If you’ve used a Microsoft account in the past to manage your child’s account, then you’ll need to use that same account to give them consent. You can check which accounts have access to your child’s account by having your child sign in to account.microsoft.com/family. You’ll see email addresses listed under the names of each member of their Microsoft family.

Your child already received consent

If your child sent requests to another parent or multiple guardians for consent, someone else may have already provided consent for them. Have your child sign in to account.microsoft.com/family to see which accounts are associated with theirs.

When does my child gain control of their Microsoft account?


As your child gets older, they’ll reach certain ages where regulations require that they can manage certain aspects of their account, including:

Activity and location info and personal data

Once your child reaches the age of majority (18 years old in most regions), they'll gain control of their profile information and the ability to decide who receives activity and location data from their account. Kids of all ages can make Subject Access Requests (SAR) to do things like request the export of all data stored about them by Microsoft.

Xbox Live

Kids are required to have parental consent to access Xbox Live on a console until they reach the age of majority (18 years old in most regions), at which point they will have full control over their account.

Family settings

Most family settings will apply to your child until they reach the age of majority (18 years old in most regions). Once your child has reached the age of majority, they can allow other adults in the family to view their activity reports, see their location on a map, or manage their device health.

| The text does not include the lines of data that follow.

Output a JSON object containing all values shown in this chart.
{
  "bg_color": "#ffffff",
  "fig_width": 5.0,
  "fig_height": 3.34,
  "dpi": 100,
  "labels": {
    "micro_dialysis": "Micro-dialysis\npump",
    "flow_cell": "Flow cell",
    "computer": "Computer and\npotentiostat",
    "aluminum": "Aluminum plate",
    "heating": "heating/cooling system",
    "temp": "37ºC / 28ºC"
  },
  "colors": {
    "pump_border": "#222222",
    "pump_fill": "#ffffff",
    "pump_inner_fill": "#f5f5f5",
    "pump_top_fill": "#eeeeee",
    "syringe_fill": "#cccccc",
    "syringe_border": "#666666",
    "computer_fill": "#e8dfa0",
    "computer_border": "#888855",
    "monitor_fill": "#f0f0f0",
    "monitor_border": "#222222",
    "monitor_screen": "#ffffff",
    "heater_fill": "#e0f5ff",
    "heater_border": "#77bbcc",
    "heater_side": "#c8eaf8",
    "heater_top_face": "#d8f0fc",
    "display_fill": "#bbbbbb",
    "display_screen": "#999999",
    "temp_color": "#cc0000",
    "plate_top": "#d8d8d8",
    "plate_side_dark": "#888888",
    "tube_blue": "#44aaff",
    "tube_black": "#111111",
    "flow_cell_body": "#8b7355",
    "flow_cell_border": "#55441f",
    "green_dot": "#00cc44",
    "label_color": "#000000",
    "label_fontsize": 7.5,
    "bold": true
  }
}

Can I remove consent for my child's Microsoft account?


Yes. If for any reason you no longer want your child to have a Microsoft account, visit account.microsoft.com/family and sign in with your Microsoft account. Scroll down and select Manage my child’s profile info, find your child, then select Remove consent for this child’s account.

If you want to remove your child completely from your Microsoft family, see Remove members from your Microsoft family for more info.